When it comes to fragmentation, the last empire and the first terror caliphate have much in common and may in some sense even be in league with each other. In the twenty-first century, both have proven to be machines for the fracturing of the Greater Middle East and increasingly Africa. And let’s never forget that, without the last empire, the first caliphate of terror would never have been born.

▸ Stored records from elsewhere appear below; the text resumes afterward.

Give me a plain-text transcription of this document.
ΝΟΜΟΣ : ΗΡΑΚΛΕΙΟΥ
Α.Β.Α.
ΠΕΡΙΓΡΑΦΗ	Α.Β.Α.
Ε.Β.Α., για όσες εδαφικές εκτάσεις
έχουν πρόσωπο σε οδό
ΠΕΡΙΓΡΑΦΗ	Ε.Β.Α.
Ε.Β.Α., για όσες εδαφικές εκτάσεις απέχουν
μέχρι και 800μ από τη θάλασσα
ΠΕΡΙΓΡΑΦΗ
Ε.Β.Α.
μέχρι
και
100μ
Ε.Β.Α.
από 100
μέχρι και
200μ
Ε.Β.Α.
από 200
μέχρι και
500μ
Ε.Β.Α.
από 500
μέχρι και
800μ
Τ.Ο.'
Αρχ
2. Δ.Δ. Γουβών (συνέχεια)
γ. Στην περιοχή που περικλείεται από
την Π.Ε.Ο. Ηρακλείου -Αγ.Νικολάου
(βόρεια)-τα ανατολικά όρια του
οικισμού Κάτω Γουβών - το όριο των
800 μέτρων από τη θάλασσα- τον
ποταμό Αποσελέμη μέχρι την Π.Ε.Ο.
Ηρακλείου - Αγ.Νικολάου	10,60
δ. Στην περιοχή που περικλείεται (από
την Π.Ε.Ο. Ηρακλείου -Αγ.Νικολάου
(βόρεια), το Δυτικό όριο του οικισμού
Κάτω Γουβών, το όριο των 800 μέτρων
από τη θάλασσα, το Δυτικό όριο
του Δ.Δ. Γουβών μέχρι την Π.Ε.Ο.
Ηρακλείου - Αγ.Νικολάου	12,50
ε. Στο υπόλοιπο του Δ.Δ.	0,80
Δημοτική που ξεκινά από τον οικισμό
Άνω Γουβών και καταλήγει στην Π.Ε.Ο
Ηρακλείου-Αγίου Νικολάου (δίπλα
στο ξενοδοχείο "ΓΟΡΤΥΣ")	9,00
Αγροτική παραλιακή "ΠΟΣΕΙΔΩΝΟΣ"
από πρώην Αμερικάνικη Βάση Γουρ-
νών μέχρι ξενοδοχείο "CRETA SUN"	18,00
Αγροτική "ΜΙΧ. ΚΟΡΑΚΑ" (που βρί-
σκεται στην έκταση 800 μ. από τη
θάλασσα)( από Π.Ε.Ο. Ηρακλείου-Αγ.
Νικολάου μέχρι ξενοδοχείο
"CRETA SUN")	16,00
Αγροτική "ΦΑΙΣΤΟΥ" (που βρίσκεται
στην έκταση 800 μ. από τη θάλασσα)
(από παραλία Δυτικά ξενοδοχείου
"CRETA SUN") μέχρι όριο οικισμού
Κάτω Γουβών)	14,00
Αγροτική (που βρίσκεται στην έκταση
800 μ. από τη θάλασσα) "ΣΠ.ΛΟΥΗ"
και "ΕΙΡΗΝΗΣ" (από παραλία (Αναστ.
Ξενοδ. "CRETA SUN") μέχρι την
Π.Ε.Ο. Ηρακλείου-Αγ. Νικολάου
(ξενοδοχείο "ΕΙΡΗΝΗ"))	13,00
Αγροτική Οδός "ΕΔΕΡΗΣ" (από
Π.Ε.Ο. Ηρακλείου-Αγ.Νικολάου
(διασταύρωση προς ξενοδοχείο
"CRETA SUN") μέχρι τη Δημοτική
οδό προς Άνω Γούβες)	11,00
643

Both have extended their power to shake whole societies by wielding advanced technology in forward-looking ways. Two American administrations have employed remote-controlled drones to target terror leaders and their followers across the Greater Middle East and Africa, causing much “collateral damage” and creating a sense of constant fear and terror among those in the backlands of the planet whom drone pilots refer to as potential “bugsplat.” In its robotic manhunting efforts Washington continues to engage in a war on terror that functionally promotes both terror and terror outfits.